Article 5WT6T One woman’s war story: Hive, the real-life Sundance hit set on Kosovo’s feminist frontline

One woman’s war story: Hive, the real-life Sundance hit set on Kosovo’s feminist frontline

by
Claire Armitstead
from World news | The Guardian on (#5WT6T)

Last year's festival saw a hat-trick of awards for a feature telling the true story of Fahrije Hoti, a Kosovan war widow who rebelled against her village patriarchy. Director Blerta Basholli and Hoti talk about bringing it to the screen

On 25 March 1999, everything changed for the small Kosovan village of Krushe e Madhe when Serbian troops moved in and forced the villagers to move out. They were searched for gold and jewellery and herded towards the mosque, where the men were separated from the women. Nearly 250 men and boys were killed or disappeared in what was to become one of the worst massacres of the Kosovo war. Fahrije Hoti's husband was among 64 whose bodies were never found.

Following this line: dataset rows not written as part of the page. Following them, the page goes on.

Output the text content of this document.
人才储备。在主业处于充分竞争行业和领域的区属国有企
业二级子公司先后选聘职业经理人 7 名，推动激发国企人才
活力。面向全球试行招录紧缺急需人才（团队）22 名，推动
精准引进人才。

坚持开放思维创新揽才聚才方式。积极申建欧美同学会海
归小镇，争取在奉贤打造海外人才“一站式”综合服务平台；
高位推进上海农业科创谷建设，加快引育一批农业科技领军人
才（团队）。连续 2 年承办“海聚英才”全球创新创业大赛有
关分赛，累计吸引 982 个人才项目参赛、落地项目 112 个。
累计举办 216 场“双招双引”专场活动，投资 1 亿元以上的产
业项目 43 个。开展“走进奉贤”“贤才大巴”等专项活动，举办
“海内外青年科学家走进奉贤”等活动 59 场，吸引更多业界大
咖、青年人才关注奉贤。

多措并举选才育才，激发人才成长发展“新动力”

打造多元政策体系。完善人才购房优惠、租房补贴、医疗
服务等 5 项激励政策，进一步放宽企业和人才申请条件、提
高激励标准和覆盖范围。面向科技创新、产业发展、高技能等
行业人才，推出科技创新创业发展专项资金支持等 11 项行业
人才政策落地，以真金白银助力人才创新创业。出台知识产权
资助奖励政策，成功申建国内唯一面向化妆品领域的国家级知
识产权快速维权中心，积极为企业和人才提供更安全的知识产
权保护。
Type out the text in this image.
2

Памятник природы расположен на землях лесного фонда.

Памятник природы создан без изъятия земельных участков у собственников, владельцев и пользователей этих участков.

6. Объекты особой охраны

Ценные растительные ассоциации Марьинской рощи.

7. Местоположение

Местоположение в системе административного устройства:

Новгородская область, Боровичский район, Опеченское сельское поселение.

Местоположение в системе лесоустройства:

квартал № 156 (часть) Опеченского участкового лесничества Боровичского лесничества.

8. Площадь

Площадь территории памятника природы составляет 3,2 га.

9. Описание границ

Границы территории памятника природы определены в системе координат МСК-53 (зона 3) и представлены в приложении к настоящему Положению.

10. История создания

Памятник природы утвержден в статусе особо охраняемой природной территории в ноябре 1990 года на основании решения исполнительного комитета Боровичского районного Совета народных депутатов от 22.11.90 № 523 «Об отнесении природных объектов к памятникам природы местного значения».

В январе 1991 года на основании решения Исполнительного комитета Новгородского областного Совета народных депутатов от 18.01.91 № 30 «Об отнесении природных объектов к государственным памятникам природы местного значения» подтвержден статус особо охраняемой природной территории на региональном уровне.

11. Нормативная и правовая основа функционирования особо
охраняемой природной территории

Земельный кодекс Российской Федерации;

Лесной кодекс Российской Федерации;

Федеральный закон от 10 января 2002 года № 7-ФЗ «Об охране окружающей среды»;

Hoti, a handsome and composed woman with neatly cropped grey hair, recalls the terrible days that followed with a chilling clarity, as if every detail of the 15-month war between Kosovo and Serbia-Montenegro were seared into her memory. They told us they had dug a mass grave and were going to execute us all and throw us into it. Everyone was crying and yelling," she tells me on Zoom from her home, a short distance from where it all happened. In the confusion, she became separated from her three-year-old daughter and thought her three-month-old son was dead, after he was seized from her arms and hurled on to a concrete floor. But somehow, all three of them survived, along with her father-in-law, who was too old and frail to be taken off with the younger men.